Is The Coal Carnage Complete?
It is well known that 2012 has not been kind to coal stocks. The 30-stock Market Vectors Coal ETF (NYSE: KOL) paints the picture. Year-to-date, KOL has slid 22.4 percent as waning emerging markets demand and depressed natural gas prices have battered coal equities and prices of the commodity itself.
As a high beta, cyclical sector levered to things such as global steel demand, the coal group usually outperforms to the upside when investors view the global economy through rose-colored glasses. Conversely, the sector's downside moves can be deep when investors are skittish about the macroeconomic outlook.
The latter scenario has ruled the roost for coal stocks this year, but a fair assessment must include the fact the group has recently shown signs of life. Even before news of China's $157 billion infrastructure stimulus program crossed the wires, coal stocks were moving higher.
KOL is up 3.3 percent in the past month and now traders expect the deployment of Chinese infrastructure stimulus to deliver more upside for coal equities. The question is with names such as Alpha Natural Resources (NYSE: ANR) and Peabody Energy (NYSE: BTU) up 22.2 and 12.4 percent, respectively, in the past month, how much upside is left?
Maybe a little, though a bear case can be made. For example, Alpha Natural Resources said on Tuesday it "will reduce approximately 1,200 positions from the current workforce of 13,100 employees." Eight mines in Virginia, West Virginia and Pennsylvania will be idled. The company said by early 2013 it will reduce coal production and shipments by 16 million tons.
"Approximately 40 percent of the reduction will come from higher-cost thermal coal operations in the East that are unlikely to be competitive for the foreseeable future," Alpha Natural said in a statement.
One way of interpreting that last quote is that producing thermal coal, the type of coal used by power plants, is not the place to be when electric utilities can get their hands on cleaner, cheaper natural gas. It is possible that it would take a dramatic decline in production and subsequent spike in natural gas futures prices to send electric utilities back to thermal coal from gas.
The thermal coal situation is not much better overseas. Benchmark Australian thermal traded for $87 per ton in June, down from $142 per ton in early 2011. Goldman Sachs said 6 million tons of thermal coal production will be lost in the fourth quarter due to mine closures, another anecdote that illustrates the problems cheap natural gas is causing for coal producers.
The most dour of assessments would be that much of the lost thermal coal production is gone for good with the U.S. shale gas boom being a primary culprit. For coal stocks, this means the bulk of the recovery thesis lies with metallurgical coal demand. Metallurgical coal is the coal grade used in the production of steel. It is the coal variety China, India and other emerging markets were once addicted to.

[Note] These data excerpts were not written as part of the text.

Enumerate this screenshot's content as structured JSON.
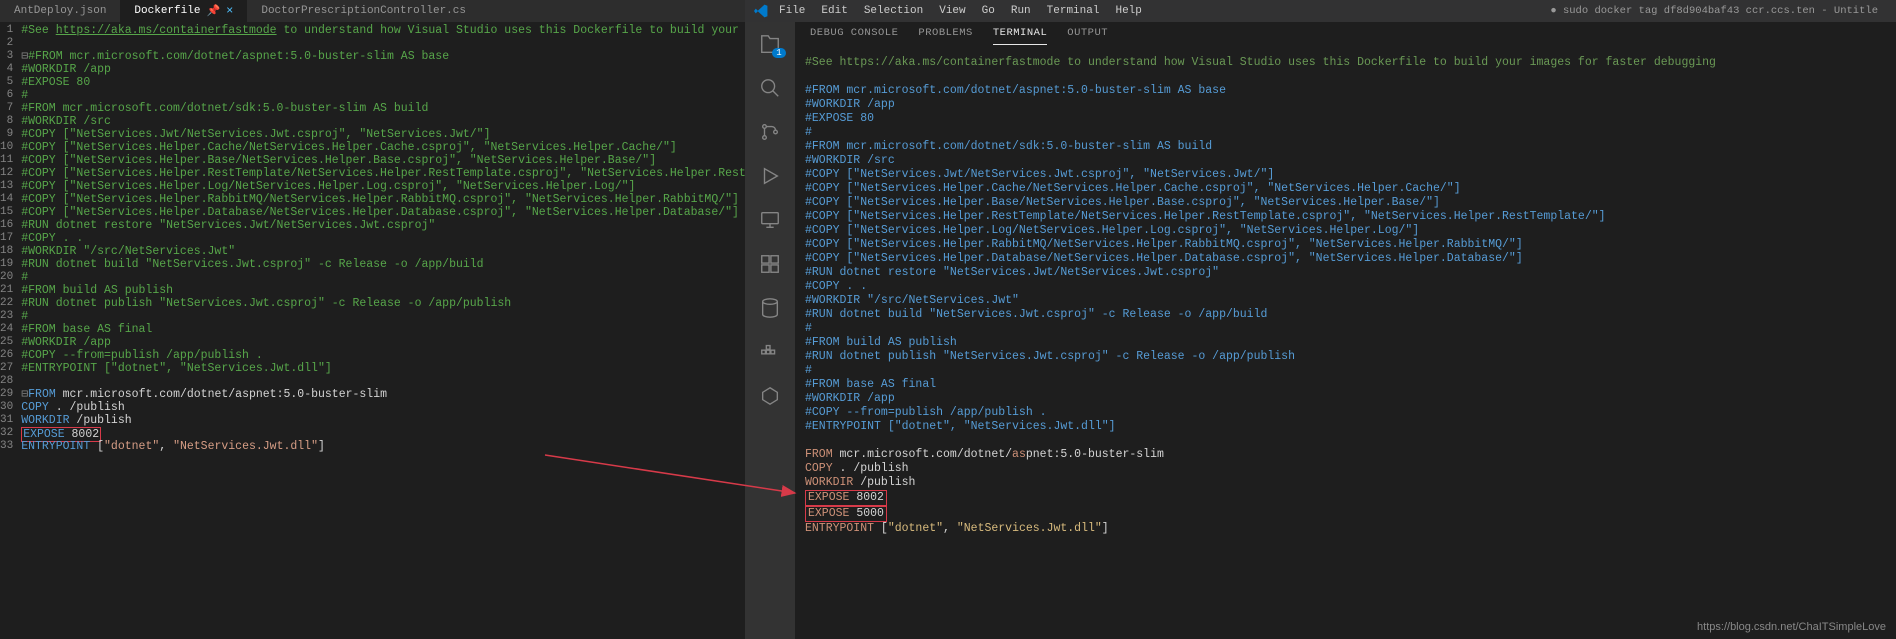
{
  "left": {
    "tabs": [
      {
        "label": "AntDeploy.json",
        "active": false
      },
      {
        "label": "Dockerfile",
        "active": true,
        "close_icon": "×"
      },
      {
        "label": "DoctorPrescriptionController.cs",
        "active": false
      }
    ],
    "lines": [
      {
        "n": 1,
        "html": "<span class='c-comment'>#See </span><span class='c-link'>https://aka.ms/containerfastmode</span><span class='c-comment'> to understand how Visual Studio uses this Dockerfile to build your images for f</span>"
      },
      {
        "n": 2,
        "html": ""
      },
      {
        "n": 3,
        "html": "<span class='fold'>⊟</span><span class='c-comment'>#FROM mcr.microsoft.com/dotnet/aspnet:5.0-buster-slim AS base</span>"
      },
      {
        "n": 4,
        "html": "<span class='c-comment'>#WORKDIR /app</span>"
      },
      {
        "n": 5,
        "html": "<span class='c-comment'>#EXPOSE 80</span>"
      },
      {
        "n": 6,
        "html": "<span class='c-comment'>#</span>"
      },
      {
        "n": 7,
        "html": "<span class='c-comment'>#FROM mcr.microsoft.com/dotnet/sdk:5.0-buster-slim AS build</span>"
      },
      {
        "n": 8,
        "html": "<span class='c-comment'>#WORKDIR /src</span>"
      },
      {
        "n": 9,
        "html": "<span class='c-comment'>#COPY [\"NetServices.Jwt/NetServices.Jwt.csproj\", \"NetServices.Jwt/\"]</span>"
      },
      {
        "n": 10,
        "html": "<span class='c-comment'>#COPY [\"NetServices.Helper.Cache/NetServices.Helper.Cache.csproj\", \"NetServices.Helper.Cache/\"]</span>"
      },
      {
        "n": 11,
        "html": "<span class='c-comment'>#COPY [\"NetServices.Helper.Base/NetServices.Helper.Base.csproj\", \"NetServices.Helper.Base/\"]</span>"
      },
      {
        "n": 12,
        "html": "<span class='c-comment'>#COPY [\"NetServices.Helper.RestTemplate/NetServices.Helper.RestTemplate.csproj\", \"NetServices.Helper.RestTemplate/\"]</span>"
      },
      {
        "n": 13,
        "html": "<span class='c-comment'>#COPY [\"NetServices.Helper.Log/NetServices.Helper.Log.csproj\", \"NetServices.Helper.Log/\"]</span>"
      },
      {
        "n": 14,
        "html": "<span class='c-comment'>#COPY [\"NetServices.Helper.RabbitMQ/NetServices.Helper.RabbitMQ.csproj\", \"NetServices.Helper.RabbitMQ/\"]</span>"
      },
      {
        "n": 15,
        "html": "<span class='c-comment'>#COPY [\"NetServices.Helper.Database/NetServices.Helper.Database.csproj\", \"NetServices.Helper.Database/\"]</span>"
      },
      {
        "n": 16,
        "html": "<span class='c-comment'>#RUN dotnet restore \"NetServices.Jwt/NetServices.Jwt.csproj\"</span>"
      },
      {
        "n": 17,
        "html": "<span class='c-comment'>#COPY . .</span>"
      },
      {
        "n": 18,
        "html": "<span class='c-comment'>#WORKDIR \"/src/NetServices.Jwt\"</span>"
      },
      {
        "n": 19,
        "html": "<span class='c-comment'>#RUN dotnet build \"NetServices.Jwt.csproj\" -c Release -o /app/build</span>"
      },
      {
        "n": 20,
        "html": "<span class='c-comment'>#</span>"
      },
      {
        "n": 21,
        "html": "<span class='c-comment'>#FROM build AS publish</span>"
      },
      {
        "n": 22,
        "html": "<span class='c-comment'>#RUN dotnet publish \"NetServices.Jwt.csproj\" -c Release -o /app/publish</span>"
      },
      {
        "n": 23,
        "html": "<span class='c-comment'>#</span>"
      },
      {
        "n": 24,
        "html": "<span class='c-comment'>#FROM base AS final</span>"
      },
      {
        "n": 25,
        "html": "<span class='c-comment'>#WORKDIR /app</span>"
      },
      {
        "n": 26,
        "html": "<span class='c-comment'>#COPY --from=publish /app/publish .</span>"
      },
      {
        "n": 27,
        "html": "<span class='c-comment'>#ENTRYPOINT [\"dotnet\", \"NetServices.Jwt.dll\"]</span>"
      },
      {
        "n": 28,
        "html": ""
      },
      {
        "n": 29,
        "html": "<span class='fold'>⊟</span><span class='c-kw'>FROM</span> mcr.microsoft.com/dotnet/aspnet:5.0-buster-slim"
      },
      {
        "n": 30,
        "html": "<span class='c-kw'>COPY</span> . /publish"
      },
      {
        "n": 31,
        "html": "<span class='c-kw'>WORKDIR</span> /publish"
      },
      {
        "n": 32,
        "html": "<span class='hl-box'><span class='c-kw'>EXPOSE</span> 8002</span>"
      },
      {
        "n": 33,
        "html": "<span class='c-kw'>ENTRYPOINT</span> [<span class='c-str'>\"dotnet\"</span>, <span class='c-str'>\"NetServices.Jwt.dll\"</span>]"
      }
    ]
  },
  "right": {
    "menu": [
      "File",
      "Edit",
      "Selection",
      "View",
      "Go",
      "Run",
      "Terminal",
      "Help"
    ],
    "title_right": "● sudo docker tag df8d904baf43 ccr.ccs.ten     - Untitle",
    "activity_badge": "1",
    "panel_tabs": [
      {
        "label": "DEBUG CONSOLE",
        "active": false
      },
      {
        "label": "PROBLEMS",
        "active": false
      },
      {
        "label": "TERMINAL",
        "active": true
      },
      {
        "label": "OUTPUT",
        "active": false
      }
    ],
    "terminal_lines": [
      "<span class='t-comment'>#See https://aka.ms/containerfastmode to understand how Visual Studio uses this Dockerfile to build your images for faster debugging</span>",
      "",
      "<span class='t-blue'>#FROM mcr.microsoft.com/dotnet/aspnet:5.0-buster-slim AS base</span>",
      "<span class='t-blue'>#WORKDIR /app</span>",
      "<span class='t-blue'>#EXPOSE 80</span>",
      "<span class='t-blue'>#</span>",
      "<span class='t-blue'>#FROM mcr.microsoft.com/dotnet/sdk:5.0-buster-slim AS build</span>",
      "<span class='t-blue'>#WORKDIR /src</span>",
      "<span class='t-blue'>#COPY [\"NetServices.Jwt/NetServices.Jwt.csproj\", \"NetServices.Jwt/\"]</span>",
      "<span class='t-blue'>#COPY [\"NetServices.Helper.Cache/NetServices.Helper.Cache.csproj\", \"NetServices.Helper.Cache/\"]</span>",
      "<span class='t-blue'>#COPY [\"NetServices.Helper.Base/NetServices.Helper.Base.csproj\", \"NetServices.Helper.Base/\"]</span>",
      "<span class='t-blue'>#COPY [\"NetServices.Helper.RestTemplate/NetServices.Helper.RestTemplate.csproj\", \"NetServices.Helper.RestTemplate/\"]</span>",
      "<span class='t-blue'>#COPY [\"NetServices.Helper.Log/NetServices.Helper.Log.csproj\", \"NetServices.Helper.Log/\"]</span>",
      "<span class='t-blue'>#COPY [\"NetServices.Helper.RabbitMQ/NetServices.Helper.RabbitMQ.csproj\", \"NetServices.Helper.RabbitMQ/\"]</span>",
      "<span class='t-blue'>#COPY [\"NetServices.Helper.Database/NetServices.Helper.Database.csproj\", \"NetServices.Helper.Database/\"]</span>",
      "<span class='t-blue'>#RUN dotnet restore \"NetServices.Jwt/NetServices.Jwt.csproj\"</span>",
      "<span class='t-blue'>#COPY . .</span>",
      "<span class='t-blue'>#WORKDIR \"/src/NetServices.Jwt\"</span>",
      "<span class='t-blue'>#RUN dotnet build \"NetServices.Jwt.csproj\" -c Release -o /app/build</span>",
      "<span class='t-blue'>#</span>",
      "<span class='t-blue'>#FROM build AS publish</span>",
      "<span class='t-blue'>#RUN dotnet publish \"NetServices.Jwt.csproj\" -c Release -o /app/publish</span>",
      "<span class='t-blue'>#</span>",
      "<span class='t-blue'>#FROM base AS final</span>",
      "<span class='t-blue'>#WORKDIR /app</span>",
      "<span class='t-blue'>#COPY --from=publish /app/publish .</span>",
      "<span class='t-blue'>#ENTRYPOINT [\"dotnet\", \"NetServices.Jwt.dll\"]</span>",
      "",
      "<span class='t-orange'>FROM</span><span class='t-white'> mcr.microsoft.com/dotnet/</span><span class='t-orange'>as</span><span class='t-white'>pnet:5.0-buster-slim</span>",
      "<span class='t-orange'>COPY</span><span class='t-white'> . /publish</span>",
      "<span class='t-orange'>WORKDIR</span><span class='t-white'> /publish</span>",
      "<span class='red-box'><span class='t-orange'>EXPOSE</span><span class='t-white'> 8002</span></span>",
      "<span class='red-box'><span class='t-orange'>EXPOSE</span><span class='t-white'> 5000</span></span>",
      "<span class='t-orange'>ENTRYPOINT</span><span class='t-white'> [</span><span class='t-yellow'>\"dotnet\"</span><span class='t-white'>, </span><span class='t-yellow'>\"NetServices.Jwt.dll\"</span><span class='t-white'>]</span>"
    ]
  },
  "watermark": "https://blog.csdn.net/ChaITSimpleLove"
}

Alpha Natural Resources is the world's third-largest producer of metallurgical coal. Peabody is major "met" coal producer as well and so is Consol Energy (NYSE: CNX). There may opportunities with met coal, but those opportunities do not come without significant hurdles. Met coal cost $225 per metric ton in July, but plunged to $160 per metric ton earlier this month, Reuters reported.
Slack steel demand prompted Consol to announce the idling of a met coal mine earlier this month. Peabody is facing headwinds in Australia in the form of the Queensland government's proposed royalties on coal production.

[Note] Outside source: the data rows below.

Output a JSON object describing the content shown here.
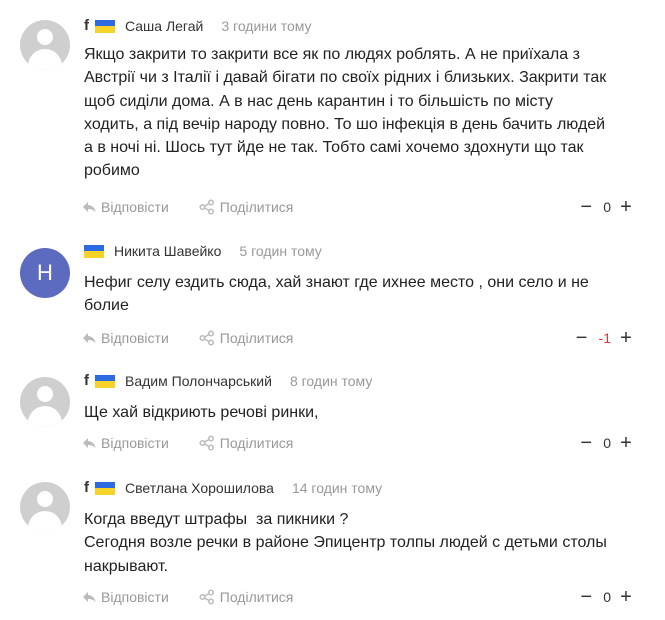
{
  "colors": {
    "flag_blue": "#2b6ae0",
    "flag_yellow": "#f7d229",
    "avatar_letter_bg": "#5c6bc0",
    "negative_score": "#e53935"
  },
  "actions": {
    "reply_label": "Відповісти",
    "share_label": "Поділитися",
    "reply_icon": "reply-icon",
    "share_icon": "share-icon"
  },
  "comments": [
    {
      "source_icon": "f",
      "author": "Саша Легай",
      "time": "3 години тому",
      "lines": [
        "Якщо закрити то закрити все як по людях роблять. А не приїхала з",
        "Австрії чи з Італії і давай бігати по своїх рідних і близьких. Закрити так",
        "щоб сиділи дома. А в нас день карантин і то більшість по місту",
        "ходить, а під вечір народу повно. То шо інфекція в день бачить людей",
        "а в ночі ні. Шось тут йде не так. Тобто самі хочемо здохнути що так",
        "робимо"
      ],
      "score": "0",
      "minus": "−",
      "plus": "+"
    },
    {
      "avatar_letter": "Н",
      "author": "Никита Шавейко",
      "time": "5 годин тому",
      "lines": [
        "Нефиг селу ездить сюда, хай знают где ихнее место , они село и не",
        "болие"
      ],
      "score": "-1",
      "minus": "−",
      "plus": "+"
    },
    {
      "source_icon": "f",
      "author": "Вадим Полончарський",
      "time": "8 годин тому",
      "lines": [
        "Ще хай відкриють речові ринки,"
      ],
      "score": "0",
      "minus": "−",
      "plus": "+"
    },
    {
      "source_icon": "f",
      "author": "Светлана Хорошилова",
      "time": "14 годин тому",
      "lines": [
        "Когда введут штрафы  за пикники ?",
        "Сегодня возле речки в районе Эпицентр толпы людей с детьми столы",
        "накрывают."
      ],
      "score": "0",
      "minus": "−",
      "plus": "+"
    }
  ]
}
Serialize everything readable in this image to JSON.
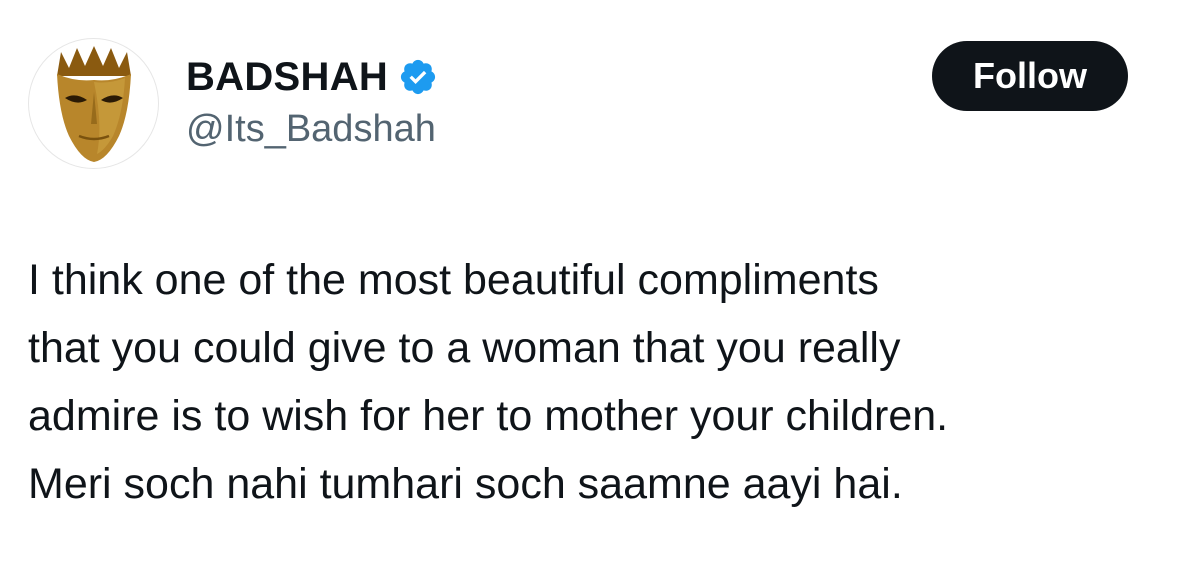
{
  "author": {
    "display_name": "BADSHAH",
    "handle": "@Its_Badshah",
    "verified": true,
    "avatar_icon": "gold-mask-crown-icon",
    "verified_icon": "verified-badge-icon"
  },
  "actions": {
    "follow_label": "Follow"
  },
  "tweet": {
    "lines": [
      "I think one of the most beautiful compliments",
      "that you could give to a woman that you really",
      "admire is to wish for her to mother your children.",
      "Meri soch nahi tumhari soch saamne aayi hai."
    ]
  },
  "colors": {
    "text_primary": "#0f1419",
    "text_secondary": "#536471",
    "verified_blue": "#1d9bf0",
    "button_bg": "#0f1419",
    "avatar_gold": "#b8862b"
  }
}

Add to those dour headlines is the fact that coking coal prices are falling. Recently, a contract was signed for the fourth quarter that priced coking at $170 per metric ton, well below the third-quarter price of $225 per ton and barely above the spot price of $150 per ton.
If metallurgical coal prices remain below $200 per metric for an extended time frame, that scenario will almost certainly strain the earnings power of companies such as Alpha Natural, Consol, Peabody and Walter Energy. Below $200 per metric ton, these companies will struggle to generate positive free cash flow needed to run their businesses, Bloomberg reported, citing an industry analyst.
All of this sounds bad, but the European sovereign debt crisis, China's record stockpiles of coal and Indonesia's plans to significantly boost coal exports also cannot be ignored. Combined, these factors affirm the notion that coal stocks may make for great short-term trades, but the long-term investment outlook is murky at best.